The only reason one uses the Sinatra figure to explain what I mean about maintaining a persona is that he is about the only person who has done it. “He’s someone who is not just an actor or a singer. He transcends all those areas. He’s even something of a public figure. That’s what I want to be felt about me. “It’s the idea of seeing what you can do with the human persona, how far you can extend the ego out of the body. I think my music is never looked at as just music. “You have to have one’s attitude toward David Bowie in there as well.
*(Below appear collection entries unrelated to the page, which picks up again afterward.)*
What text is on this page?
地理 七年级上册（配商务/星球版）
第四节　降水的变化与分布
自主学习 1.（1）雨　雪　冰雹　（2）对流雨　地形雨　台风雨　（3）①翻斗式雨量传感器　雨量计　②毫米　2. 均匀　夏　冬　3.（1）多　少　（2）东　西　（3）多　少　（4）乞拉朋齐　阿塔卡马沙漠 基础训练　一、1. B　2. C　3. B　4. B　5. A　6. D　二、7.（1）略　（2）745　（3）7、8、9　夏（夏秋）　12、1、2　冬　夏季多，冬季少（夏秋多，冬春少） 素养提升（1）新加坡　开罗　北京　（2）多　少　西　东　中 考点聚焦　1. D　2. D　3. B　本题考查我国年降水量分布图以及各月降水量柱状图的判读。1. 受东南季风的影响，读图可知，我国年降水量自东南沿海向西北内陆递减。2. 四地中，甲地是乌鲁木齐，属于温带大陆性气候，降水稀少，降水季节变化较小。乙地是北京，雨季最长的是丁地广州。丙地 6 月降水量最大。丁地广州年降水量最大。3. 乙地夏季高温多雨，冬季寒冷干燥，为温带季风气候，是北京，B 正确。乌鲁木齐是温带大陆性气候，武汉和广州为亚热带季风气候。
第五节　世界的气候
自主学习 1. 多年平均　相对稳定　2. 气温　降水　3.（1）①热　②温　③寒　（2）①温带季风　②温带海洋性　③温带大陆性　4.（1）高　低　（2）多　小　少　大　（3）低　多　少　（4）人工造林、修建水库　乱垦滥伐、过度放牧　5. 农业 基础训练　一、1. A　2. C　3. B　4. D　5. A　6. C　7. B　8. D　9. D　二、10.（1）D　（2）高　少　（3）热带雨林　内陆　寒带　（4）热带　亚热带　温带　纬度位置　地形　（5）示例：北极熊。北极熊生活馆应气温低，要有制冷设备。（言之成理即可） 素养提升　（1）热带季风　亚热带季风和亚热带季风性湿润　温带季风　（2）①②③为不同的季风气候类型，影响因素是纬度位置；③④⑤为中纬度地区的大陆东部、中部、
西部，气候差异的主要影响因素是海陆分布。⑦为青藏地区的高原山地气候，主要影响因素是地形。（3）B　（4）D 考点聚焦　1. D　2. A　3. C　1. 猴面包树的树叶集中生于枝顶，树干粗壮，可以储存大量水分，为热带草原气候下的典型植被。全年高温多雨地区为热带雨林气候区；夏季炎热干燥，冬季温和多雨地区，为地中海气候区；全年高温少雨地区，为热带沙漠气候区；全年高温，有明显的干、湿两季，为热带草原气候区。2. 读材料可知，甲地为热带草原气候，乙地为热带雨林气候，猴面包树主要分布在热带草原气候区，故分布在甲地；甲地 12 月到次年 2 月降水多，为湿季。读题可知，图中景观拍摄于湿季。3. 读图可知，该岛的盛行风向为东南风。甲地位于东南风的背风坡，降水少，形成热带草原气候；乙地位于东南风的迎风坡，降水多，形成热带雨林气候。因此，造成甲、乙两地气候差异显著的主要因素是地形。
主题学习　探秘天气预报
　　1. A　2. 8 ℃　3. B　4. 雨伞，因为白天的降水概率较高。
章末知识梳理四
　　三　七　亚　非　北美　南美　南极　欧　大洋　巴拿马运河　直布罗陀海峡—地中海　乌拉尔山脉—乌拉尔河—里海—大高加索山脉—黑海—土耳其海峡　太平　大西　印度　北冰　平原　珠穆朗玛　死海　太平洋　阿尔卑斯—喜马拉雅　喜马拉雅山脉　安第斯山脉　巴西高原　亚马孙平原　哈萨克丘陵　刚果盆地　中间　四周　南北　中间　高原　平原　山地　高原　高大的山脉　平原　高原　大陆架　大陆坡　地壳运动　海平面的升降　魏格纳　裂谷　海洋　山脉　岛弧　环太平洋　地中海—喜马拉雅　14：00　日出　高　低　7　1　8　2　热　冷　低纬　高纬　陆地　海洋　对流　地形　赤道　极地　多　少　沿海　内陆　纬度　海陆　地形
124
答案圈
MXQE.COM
It’s all very McLuhanish, isn’t it. I’m trying to make myself the message, which is the 20th century form of communication.” But surely, someone asked, there must be some area of artistic involvement that is close to Bowie’s heart? What, for instance, would he like to see written (singer, performer, songwriter, actor?) under his name on his tombstone. “Tombstone!” Bowie replied, somewhat startled, but his eyebrows were raised. “I’d like a memorial. I’d never be content with a tombstone.”